Still, as Russia’s cultural capital, there’s so much more to the museums of St Petersburg than its most visited attractions. This cosmopolitan city takes contemporary art and emerging artists seriously, home to a host of hip creative spaces and a vibrant, energetic vibe built on a youthful, newfound freedom of expression. Keen to explore St Petersburg’s darker, more unusual side? Start exploring the treasure trove of small museums sprinkled across the art-obsessed city. The below list should give you a good jumping-off-point from the must-sees to just a few of the St Petersburg’s hidden oddities.
1. The State Hermitage Museum
St Petersburg is a city full of cultural treasures, but the Hermitage trumps them all. One of the world’s greatest collections of art, only the Louvre in Paris and Prado in Madrid can compete in terms of historical importance and size. Some three million precious objects from the Stone Age to the 20th century are preserved here, including the largest collection of paintings in the world.
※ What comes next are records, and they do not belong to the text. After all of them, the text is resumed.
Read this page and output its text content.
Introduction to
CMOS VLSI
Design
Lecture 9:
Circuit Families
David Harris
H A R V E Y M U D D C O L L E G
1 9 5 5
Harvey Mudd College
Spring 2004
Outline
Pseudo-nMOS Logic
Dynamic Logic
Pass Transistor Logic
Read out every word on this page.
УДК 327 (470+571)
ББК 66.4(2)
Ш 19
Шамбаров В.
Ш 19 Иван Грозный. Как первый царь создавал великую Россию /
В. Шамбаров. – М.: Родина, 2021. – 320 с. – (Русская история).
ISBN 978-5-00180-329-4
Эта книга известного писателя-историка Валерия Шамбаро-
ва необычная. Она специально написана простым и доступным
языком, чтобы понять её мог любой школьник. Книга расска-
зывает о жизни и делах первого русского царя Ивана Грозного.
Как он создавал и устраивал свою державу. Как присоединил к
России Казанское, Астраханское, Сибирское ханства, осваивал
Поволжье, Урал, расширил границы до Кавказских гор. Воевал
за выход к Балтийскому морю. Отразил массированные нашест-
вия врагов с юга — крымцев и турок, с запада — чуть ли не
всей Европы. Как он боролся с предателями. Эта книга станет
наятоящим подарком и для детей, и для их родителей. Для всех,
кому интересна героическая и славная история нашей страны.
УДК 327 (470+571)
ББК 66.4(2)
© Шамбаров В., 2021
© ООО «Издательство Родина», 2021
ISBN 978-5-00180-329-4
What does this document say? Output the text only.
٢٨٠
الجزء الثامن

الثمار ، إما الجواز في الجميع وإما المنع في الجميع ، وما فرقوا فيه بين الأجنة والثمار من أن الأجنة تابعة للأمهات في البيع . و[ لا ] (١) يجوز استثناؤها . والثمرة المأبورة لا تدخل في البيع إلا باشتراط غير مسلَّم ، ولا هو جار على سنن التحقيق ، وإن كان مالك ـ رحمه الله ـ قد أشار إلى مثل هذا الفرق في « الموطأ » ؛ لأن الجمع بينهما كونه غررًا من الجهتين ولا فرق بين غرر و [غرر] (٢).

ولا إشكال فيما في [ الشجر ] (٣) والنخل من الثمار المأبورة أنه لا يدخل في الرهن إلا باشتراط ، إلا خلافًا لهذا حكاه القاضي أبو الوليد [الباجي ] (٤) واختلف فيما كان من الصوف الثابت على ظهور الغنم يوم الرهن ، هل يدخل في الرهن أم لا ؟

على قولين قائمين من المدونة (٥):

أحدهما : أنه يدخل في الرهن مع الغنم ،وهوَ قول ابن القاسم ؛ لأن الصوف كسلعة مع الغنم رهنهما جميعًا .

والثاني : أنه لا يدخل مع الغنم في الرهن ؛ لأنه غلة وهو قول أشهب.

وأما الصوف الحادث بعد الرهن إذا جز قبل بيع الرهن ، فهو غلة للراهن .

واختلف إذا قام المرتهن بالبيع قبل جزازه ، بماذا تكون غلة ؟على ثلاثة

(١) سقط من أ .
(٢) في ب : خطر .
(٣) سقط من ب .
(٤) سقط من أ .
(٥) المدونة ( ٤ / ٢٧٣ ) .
The museum itself is a sight to behold, made up of six historic buildings along the Palace Embankment. Founded by Catherine the Great in 1764, it has drawn countless visitors from around the world since it first opened to the public in 1852.
Of the six buildings of the main museum complex, five are partially open to the public: the Winter Palace, Small Hermitage, Old Hermitage, New Hermitage and the General Staff Building.
2. The State Russian Museum
The Russian Museum was opened in 1,895 by a decree of Tsar Alexander III, and as such was the first state-owned museum of art in Russia.
Housed in the Mikhailovsky Palace, the Museum houses nearly 400,000 exhibits and has a huge range of Russian art. The exhibits date from ancient icons to the 20th century and include many landmarks in the history of Russian art.
3. Saint Michael’s Castle
Mikhailovsky Castle is a former royal residence in the historic centre of Saint Petersburg, Russia. In the early 1990s, St. Michael’s Castle became a branch of the Russian Museum and now houses its Portrait Gallery, featuring official portraits of the Russian Emperors and Empresses and various dignitaries and celebrities from the late 17th to the early 20th century. The castle looks different from each side, as the architects used motifs of various architectural styles such as French Classicism, Italian Renaissance and Gothic.
4. Peter and Paul Fortress
A mere speck of land known as Zayachy (Hare Island) became the birthplace of Saint Petersburg when St Peter the Great founded his citadel on the Neva River in 1703.
Formerly a defensive fort, the citadel grew to include an enormous cathedral which now serves as a museum on the fascinating history of the fortress. Part of the fun of visiting the fortress is crossing the river over the wooden Ioannovsky Bridge, the city’s first bridge. Making your way across, you’ll be overcome with the feeling of being transported in time as you enter through Peter’s Gate and step out between the colossal curtain walls of the fortress.